You can't control whether or not someone fails to show up for their shift.

You can't control how your employer deals with that.

You can't control which floor you get assigned to.

You can't control what kind of help your patients need.

You CAN control how you treat other people.

You CAN control how stressed out something like this makes you.

You CAN control the way you react when you are stressed.

Controlling these things doesn't mean that the universe somehow "won" or got one over on you. It means you are refusing to let outside influences make you their b**ch.

The difference between happiness and unhappiness is often the image in our mind of how we think things ought to be versus how they really are. The realities of today's medical environment is that we work short. It is the norm, not the exception. As CNAs. As nurses. As managers. As an educator. We work short handed and we make do. Part of how we make do comes from forging good relationships with our coworkers and working together to get things done for the sake of the patients. If you are this reactive, you aren't going to forge those relationships and you are going to be more stressed, more short-handed, disliked and generally hung out to dry. This becomes its own vicious cycle.

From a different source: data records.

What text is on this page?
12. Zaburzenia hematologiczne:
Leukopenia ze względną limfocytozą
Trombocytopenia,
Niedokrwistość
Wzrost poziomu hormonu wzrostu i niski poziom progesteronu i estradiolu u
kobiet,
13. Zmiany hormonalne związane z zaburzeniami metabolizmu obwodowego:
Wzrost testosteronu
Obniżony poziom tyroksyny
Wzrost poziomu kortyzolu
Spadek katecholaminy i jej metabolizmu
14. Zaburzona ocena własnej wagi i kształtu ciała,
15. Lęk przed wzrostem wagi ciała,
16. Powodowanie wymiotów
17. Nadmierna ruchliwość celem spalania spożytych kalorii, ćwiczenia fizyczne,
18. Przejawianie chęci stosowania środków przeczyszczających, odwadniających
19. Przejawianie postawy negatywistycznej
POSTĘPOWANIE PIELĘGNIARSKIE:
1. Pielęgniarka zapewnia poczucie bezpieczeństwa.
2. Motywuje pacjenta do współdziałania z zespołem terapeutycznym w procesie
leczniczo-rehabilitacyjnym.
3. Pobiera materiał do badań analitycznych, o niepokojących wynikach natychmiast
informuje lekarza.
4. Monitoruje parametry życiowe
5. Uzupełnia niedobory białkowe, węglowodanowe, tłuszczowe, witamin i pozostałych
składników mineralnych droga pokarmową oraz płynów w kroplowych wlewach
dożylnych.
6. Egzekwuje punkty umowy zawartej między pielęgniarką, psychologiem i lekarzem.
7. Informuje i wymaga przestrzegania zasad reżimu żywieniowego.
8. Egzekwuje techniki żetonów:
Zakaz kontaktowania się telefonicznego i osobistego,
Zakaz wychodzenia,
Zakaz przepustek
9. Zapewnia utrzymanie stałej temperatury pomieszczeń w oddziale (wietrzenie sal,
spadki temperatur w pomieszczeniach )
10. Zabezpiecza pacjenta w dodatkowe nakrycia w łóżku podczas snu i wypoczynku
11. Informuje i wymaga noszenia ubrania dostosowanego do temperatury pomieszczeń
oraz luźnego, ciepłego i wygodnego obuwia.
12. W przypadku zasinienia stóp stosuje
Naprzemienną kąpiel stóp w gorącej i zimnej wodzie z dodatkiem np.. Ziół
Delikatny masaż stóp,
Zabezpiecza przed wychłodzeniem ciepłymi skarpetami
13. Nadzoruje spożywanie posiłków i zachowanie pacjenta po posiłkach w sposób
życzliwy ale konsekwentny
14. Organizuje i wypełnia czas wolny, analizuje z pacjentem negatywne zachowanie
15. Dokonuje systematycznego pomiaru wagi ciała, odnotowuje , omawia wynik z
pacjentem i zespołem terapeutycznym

Seek help in learning to control your emotions. The patients, your coworkers and you yourself deserve better than this.

I think it stinks that a particular aide doesn't reap the punishment for being a total jerk. I think it stinks that the bosses don't get rid of him or, at least, make him toe the mark that you and other aides have to toe. Who is he sleeping with? Who is he related to? What do patients say about him, if you happen to know? if I were the boss, he'd be terminated. Now don't start gossiping or trying to find the answers to these questions. I'm just thinking out loud about why he is given so much slack and encouraged to be a terrible worker.

I don't think you abandoned your post. I understand why you were frustrated. He simply should have to take whatever post is left over, if and when he decides to show up. you should not have been jerked around.

That said, I guess you'd better seek life elsewhere or get used to this. Sorry you have to deal with this, but there are jerks in every job, terrible bosses all over the world.

And believe me, it is just as hard for a nurse to be overloaded as for an aide. i hope you never have to find out. What a miserable profession we have become.